The domain of interest may, in fact, be better identified by considering a combination of the language used or the modelling applied. Many of the troublesome 'words' (mostly adjectives) can be found in the 250 or so concepts beneath 260245000 |Finding value (qualifier value)| (of which only ~1/3 have been used in modelling). Is it not worth considering a (highly leveraged) attempt to distinguish those 'words' (including a non-English analysis) which pose the greater interpretation risks and then identify a corresponding set of findings where they are found (or used in modelling) where particular care should be taken. Identifying such a set would make no statement about the rest of the content but may give users helpful warning about its stated members. Many of the set members would be found beneath 118245000, but I'd wager that many would helpfully be found elsewhere too.
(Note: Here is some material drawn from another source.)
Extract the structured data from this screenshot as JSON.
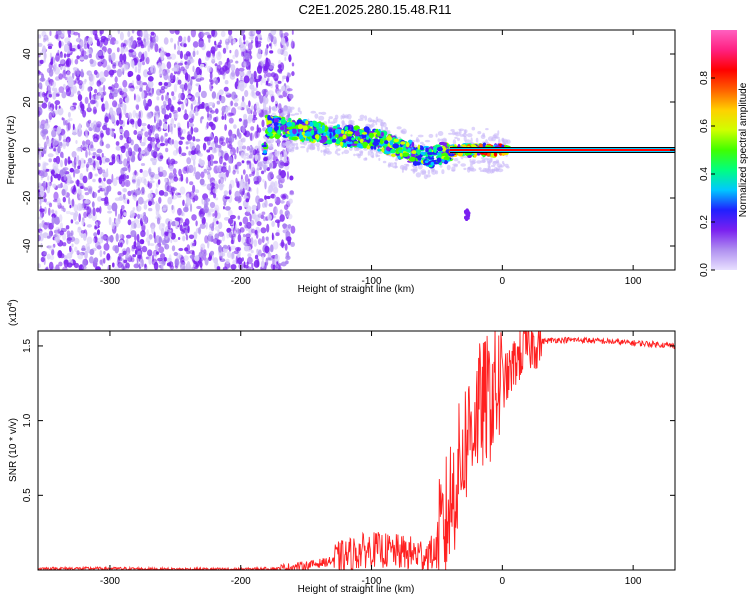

The updated paper invokes "patient safety reasons" for some of the proposed changes - I would prefer it if these reasons were properly spelled out, the hazards identified and risk control options explored. Simply attempting to remove all traces of 'ambiguous' content, or fixing the values as 'above or below reference ranges' may not turn out to be the optimum strategy once such an analysis is done. Certainly any inactivation-based solutions (there are some in the paper but I'm not sure if they have now been replaced by the minutes/this agenda) are of little value if SNOMED CT supports post-coordinated representations of exactly the same 'ambiguous' ideas: if 'low' is ambiguous in a finding term, then 62482003 |Low (qualifier value)| is ambiguous in a compositional expression, and users should also be prevented from making it the target of any 'has_interpretation' relationships.
Kind regards
Ed
James R. Campbell
Paul, I concluded when you introduced the discussion and called on me that I had been reviewing and responding to the wrong briefing document. I was confused by the number of attachments and assumed that the 'Briefing not for April' was most current. Can you please verify which document was your reference in the agenda?